Option gives 'young fives' more time to mature

With planning for California’s new transitional kindergarten classes in full swing, about 500 educators packed a Sacramento venue last month for a daylong summit on implementation of Senate Bill 1381, the Kindergarten Readiness Act. The law has been gradually moving up the birthday cut-off date for kindergarten enrollment from Dec. 2 to Sept. 1, and it authorized a transitional kindergarten—sometimes called TK, or even Preppy K—to give younger children more time to mature.

By 2014, children will have to be 5 years old by the time they enter kindergarten, which in recent years has become more like first grade in the material covered. “Young fives”—the term for children who might have enrolled in previous years but who have not turned 5 by the beginning of the academic year—can join a transitional grade that will serve as the first of a two-year kindergarten program.

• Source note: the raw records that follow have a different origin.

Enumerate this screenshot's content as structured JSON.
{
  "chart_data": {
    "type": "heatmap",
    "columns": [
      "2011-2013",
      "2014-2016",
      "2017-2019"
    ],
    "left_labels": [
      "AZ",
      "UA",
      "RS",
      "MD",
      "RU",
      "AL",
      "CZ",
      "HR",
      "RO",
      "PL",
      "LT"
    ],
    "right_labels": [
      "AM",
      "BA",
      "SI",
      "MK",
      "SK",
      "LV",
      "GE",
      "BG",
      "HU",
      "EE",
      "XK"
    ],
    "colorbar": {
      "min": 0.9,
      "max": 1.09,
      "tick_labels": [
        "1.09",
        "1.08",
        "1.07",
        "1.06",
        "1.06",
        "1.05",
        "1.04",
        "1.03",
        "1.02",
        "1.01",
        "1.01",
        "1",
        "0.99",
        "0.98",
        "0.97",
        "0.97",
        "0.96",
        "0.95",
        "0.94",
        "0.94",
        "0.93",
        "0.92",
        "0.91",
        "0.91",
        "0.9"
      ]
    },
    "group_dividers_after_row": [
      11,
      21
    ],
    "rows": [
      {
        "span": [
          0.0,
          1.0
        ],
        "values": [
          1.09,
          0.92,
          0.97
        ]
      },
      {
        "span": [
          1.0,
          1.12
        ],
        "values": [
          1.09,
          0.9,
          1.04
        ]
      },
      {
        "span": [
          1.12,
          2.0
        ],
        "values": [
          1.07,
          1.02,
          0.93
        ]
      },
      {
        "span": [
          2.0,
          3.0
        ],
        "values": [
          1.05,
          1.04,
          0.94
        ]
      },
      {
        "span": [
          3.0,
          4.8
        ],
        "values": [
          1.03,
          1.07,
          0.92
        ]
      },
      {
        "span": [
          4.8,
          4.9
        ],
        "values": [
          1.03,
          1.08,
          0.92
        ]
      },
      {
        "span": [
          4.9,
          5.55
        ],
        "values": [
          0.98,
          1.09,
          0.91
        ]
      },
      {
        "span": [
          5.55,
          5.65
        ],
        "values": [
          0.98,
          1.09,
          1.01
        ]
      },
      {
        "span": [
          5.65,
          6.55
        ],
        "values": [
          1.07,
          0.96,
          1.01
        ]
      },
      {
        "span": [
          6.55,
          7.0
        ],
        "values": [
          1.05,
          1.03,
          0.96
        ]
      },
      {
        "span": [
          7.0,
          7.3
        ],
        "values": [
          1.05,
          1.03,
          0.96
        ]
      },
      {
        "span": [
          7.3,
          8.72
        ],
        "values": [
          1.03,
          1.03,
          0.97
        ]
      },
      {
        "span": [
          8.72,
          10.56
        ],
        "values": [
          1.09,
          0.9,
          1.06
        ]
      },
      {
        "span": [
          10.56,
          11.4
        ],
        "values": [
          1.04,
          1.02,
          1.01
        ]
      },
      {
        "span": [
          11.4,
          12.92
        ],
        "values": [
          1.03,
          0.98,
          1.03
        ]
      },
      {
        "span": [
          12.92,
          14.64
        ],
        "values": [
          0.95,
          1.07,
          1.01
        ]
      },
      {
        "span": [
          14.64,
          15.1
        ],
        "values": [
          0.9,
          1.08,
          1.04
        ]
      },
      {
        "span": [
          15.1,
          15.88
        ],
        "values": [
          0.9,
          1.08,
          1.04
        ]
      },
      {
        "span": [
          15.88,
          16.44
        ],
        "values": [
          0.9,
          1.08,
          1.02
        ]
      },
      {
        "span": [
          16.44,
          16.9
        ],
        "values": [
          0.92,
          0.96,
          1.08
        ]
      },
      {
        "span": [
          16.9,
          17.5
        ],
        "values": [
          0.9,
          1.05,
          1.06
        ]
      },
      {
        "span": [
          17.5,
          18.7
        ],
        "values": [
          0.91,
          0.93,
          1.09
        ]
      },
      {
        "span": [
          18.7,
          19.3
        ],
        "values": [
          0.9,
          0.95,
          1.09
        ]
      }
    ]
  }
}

“Transitional kindergarten,” said Sacramento County Office of Education Superintendent Dave Gordon, one of the speakers at the Nov. 8 event, “will lay the foundation for reading proficiency in the early years and help our state build more seamless education systems for our children from birth to age 8.”

Another benefit of officially sanctioning the transitional year is that children stay in a developmentally appropriate setting without asking parents to pay for child care or preschool for another year.

Many districts are ramping up with pilot TK programs this year, and some of them were featured at the Transitional Kindergarten Implementation Summit sponsored by Preschool California, a nonprofit early learning advocate, along with CSBA and other statewide education groups.

“Research shows that beginning kindergarten at an older age improves children’s social and academic development and provides a significant boost to their test scores, especially for children from low-income families,” said Preschool California President Catherine Akin.